Szuch finally made it to the finish line, his gray T-shirt soaked and his knees caked with sand. "I feel great," he said, dabbing his face with a towel. "I'm ready for a shower and a cold beer." The event is comparable to the 6.2-mile World Famous Mud Run at Camp Pendleton. It gives civilians a taste of the 13-week boot camp that 19,000 Marines complete at the depot each year. It attracts triathletes, people from other military branches, yoga moms and desk-bound office workers. Part of the appeal is the intense atmosphere, with the drill instructors terrorizing participants into completing the course.
San Diego resident Tiffani Nielsen said she signed up because she needed a motivational boost.
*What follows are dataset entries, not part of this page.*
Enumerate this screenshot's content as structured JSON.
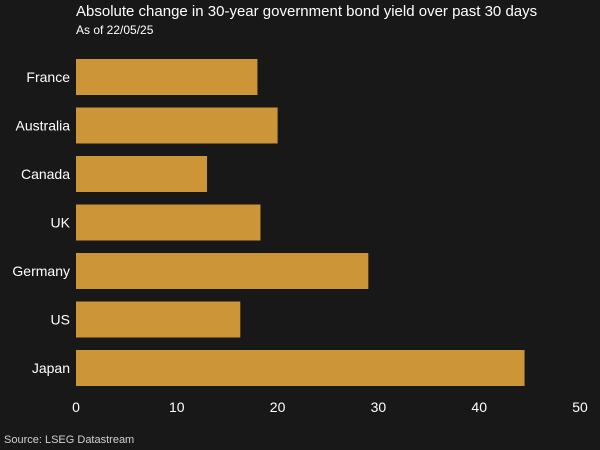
{
  "chart_data": {
    "type": "bar",
    "orientation": "horizontal",
    "title": "Absolute change in 30-year government bond yield over past 30 days",
    "subtitle": "As of 22/05/25",
    "source": "Source: LSEG Datastream",
    "categories": [
      "France",
      "Australia",
      "Canada",
      "UK",
      "Germany",
      "US",
      "Japan"
    ],
    "values": [
      18,
      20,
      13,
      18.3,
      29,
      16.3,
      44.5
    ],
    "xlim": [
      0,
      50
    ],
    "xticks": [
      0,
      10,
      20,
      30,
      40,
      50
    ],
    "xtick_labels": [
      "0",
      "10",
      "20",
      "30",
      "40",
      "50"
    ],
    "grid": false,
    "bar_color": "#cc9538",
    "background_color": "#181818"
  }
}
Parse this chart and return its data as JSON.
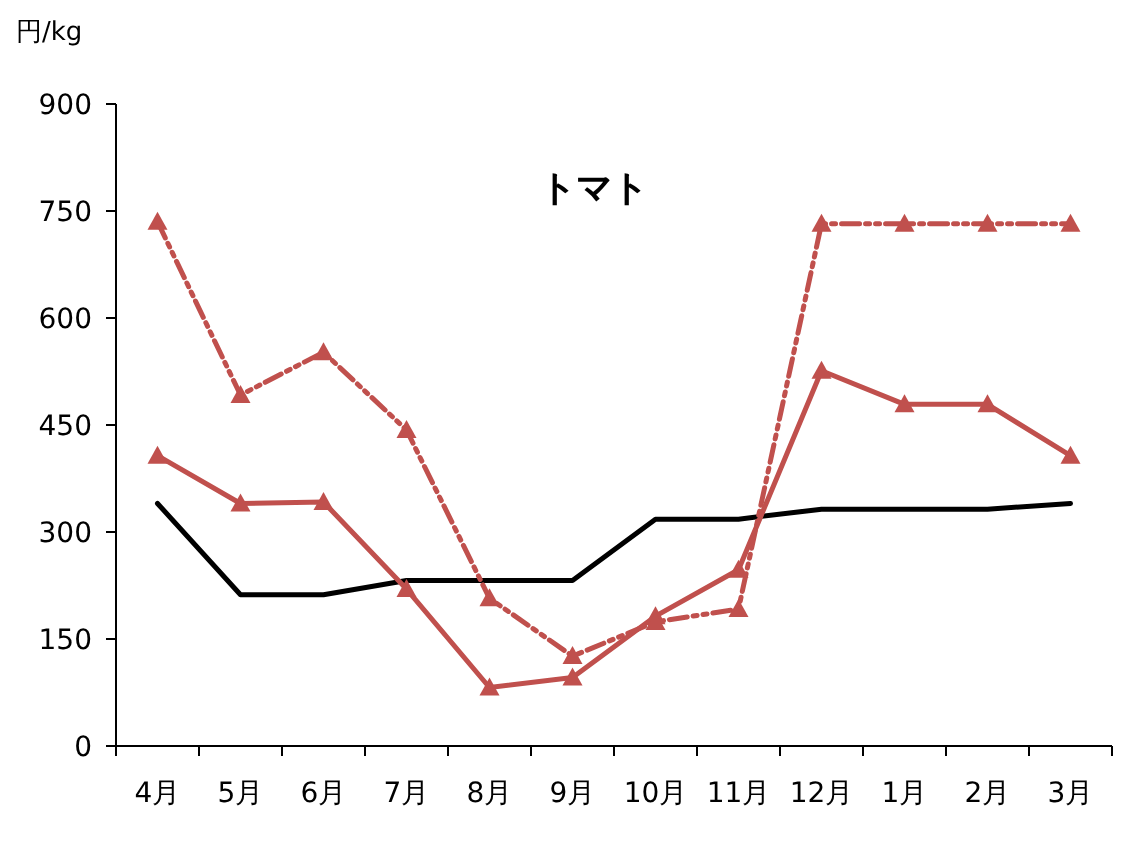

The 29-year-old graphic designer said she misses the coaching she got on her college track and soccer teams.
At the obstacle course, Nielsen scrambled over log barricades as Staff Sgt. Lance Weier stood over her and barked: "Run! Run! Run! Run! Get over the log! Get! Get!" "I feed off of that," Nielsen said afterward. "I need to be pushed."
Nielsen ended up winning her women's division. "I really liked it!" she said. But she was also thinking about post-challenge refreshments. "I'm going to go have a steak sandwich and some orange juice."
MCRD recreation director Brent Poser, who organizes the event, said it builds community ties in a town important to the Corps. San Diego is one of just two U.S. facilities where recruits are trained to be Marines. The other is Parris Island, S.C.
"We are a vital part of San Diego, so we want people to come in and see what we do in a friendly environment," Poser said.
Szuch said he gained a deeper level of respect for the military: "I'm really proud of the Marines, of what they do."